Railway has a proven one-click Core deploy and Fly.io has a proven one-command launch, but the Docker path still demands a repository clone, a large env file, and the development/owner compose stack — the owner's words: "right now I am overwhelmed looking at the link for docker." The standalone Core image already contains everything needed; what is missing is two small image gaps (no localhost origin default, no first-boot owner credential) and a deliberately small user-facing surface (one docker run quickstart, one minimal production compose) per design-notes/deploy-surface-parity-2026-06-10.md and docs/research/deploy-button-parity-prior-art-2026-06-10.md.

What Changes

  • Give the railway-core/platform-core image standalone defaults: PDPP_REFERENCE_ORIGIN=http://localhost:3000 and PDPP_DB_PATH=/var/lib/pdpp/pdpp.sqlite, so a bare docker run -p 3000:3000 -v pdpp_data:/var/lib/pdpp needs zero -e flags and actually persists (the prior runtime default was :memory:).
  • Add a first-boot owner-credential bootstrap to the Core supervisor: when PDPP_OWNER_PASSWORD is unset, generate one, persist it on the data volume, and print a one-time banner with the dashboard URL, the password, and the change-it pointer; subsequent boots reuse the persisted password silently.
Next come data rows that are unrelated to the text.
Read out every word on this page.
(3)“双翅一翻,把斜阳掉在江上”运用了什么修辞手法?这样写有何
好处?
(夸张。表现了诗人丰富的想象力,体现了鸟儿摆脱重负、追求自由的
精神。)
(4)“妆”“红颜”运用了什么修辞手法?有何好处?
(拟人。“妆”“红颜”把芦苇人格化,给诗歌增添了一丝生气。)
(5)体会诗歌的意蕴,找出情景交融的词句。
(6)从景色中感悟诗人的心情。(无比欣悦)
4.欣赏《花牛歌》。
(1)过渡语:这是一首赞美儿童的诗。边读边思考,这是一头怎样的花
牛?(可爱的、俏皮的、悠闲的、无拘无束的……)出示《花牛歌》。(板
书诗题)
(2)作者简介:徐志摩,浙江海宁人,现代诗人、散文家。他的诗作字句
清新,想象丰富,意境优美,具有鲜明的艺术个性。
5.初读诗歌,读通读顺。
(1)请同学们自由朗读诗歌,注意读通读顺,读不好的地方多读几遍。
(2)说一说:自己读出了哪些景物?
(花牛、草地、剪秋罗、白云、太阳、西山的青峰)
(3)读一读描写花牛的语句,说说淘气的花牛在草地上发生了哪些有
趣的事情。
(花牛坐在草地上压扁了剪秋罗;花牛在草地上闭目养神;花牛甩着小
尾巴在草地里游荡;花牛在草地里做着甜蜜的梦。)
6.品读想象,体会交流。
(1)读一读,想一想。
The environment variable always wins. SQLite boots also provision a persisted credential encryption key file (Railway-template parity); Postgres boots keep the explicit fail-closed key contract.
  • Add deploy/docker/ with the quickstart + production runbook, a minimal commented production docker-compose.yml (reference + web + Postgres with pgvector, healthchecks, named volumes, fail-fast required secrets), and a site-copy proposal for the reference page's progressive-disclosure deploy section.
  • Add deterministic tests: scripts/docker-core-first-boot.test.mjs (pnpm docker:first-boot:test) and extended scripts/check-railway-template-artifacts.test.mjs assertions for the new image defaults and supervisor wiring.

Capabilities

Modified:

  • reference-implementation-architecture

Added:

  • None

Removed:

  • None

Impact

  • Dockerfile defaults, supervisor bootstrap, deploy artifacts, docs, tests.
  • Does not change PDPP protocol semantics, connector behavior, or storage schema. Managed-platform deploys (Railway template, Fly launch) set these variables explicitly and are unaffected.
  • Explicitly out of scope: site component redesign (copy proposal only), additional platforms (Render, DigitalOcean, Helm), curl | bash installers, and a hosted compose-file URL.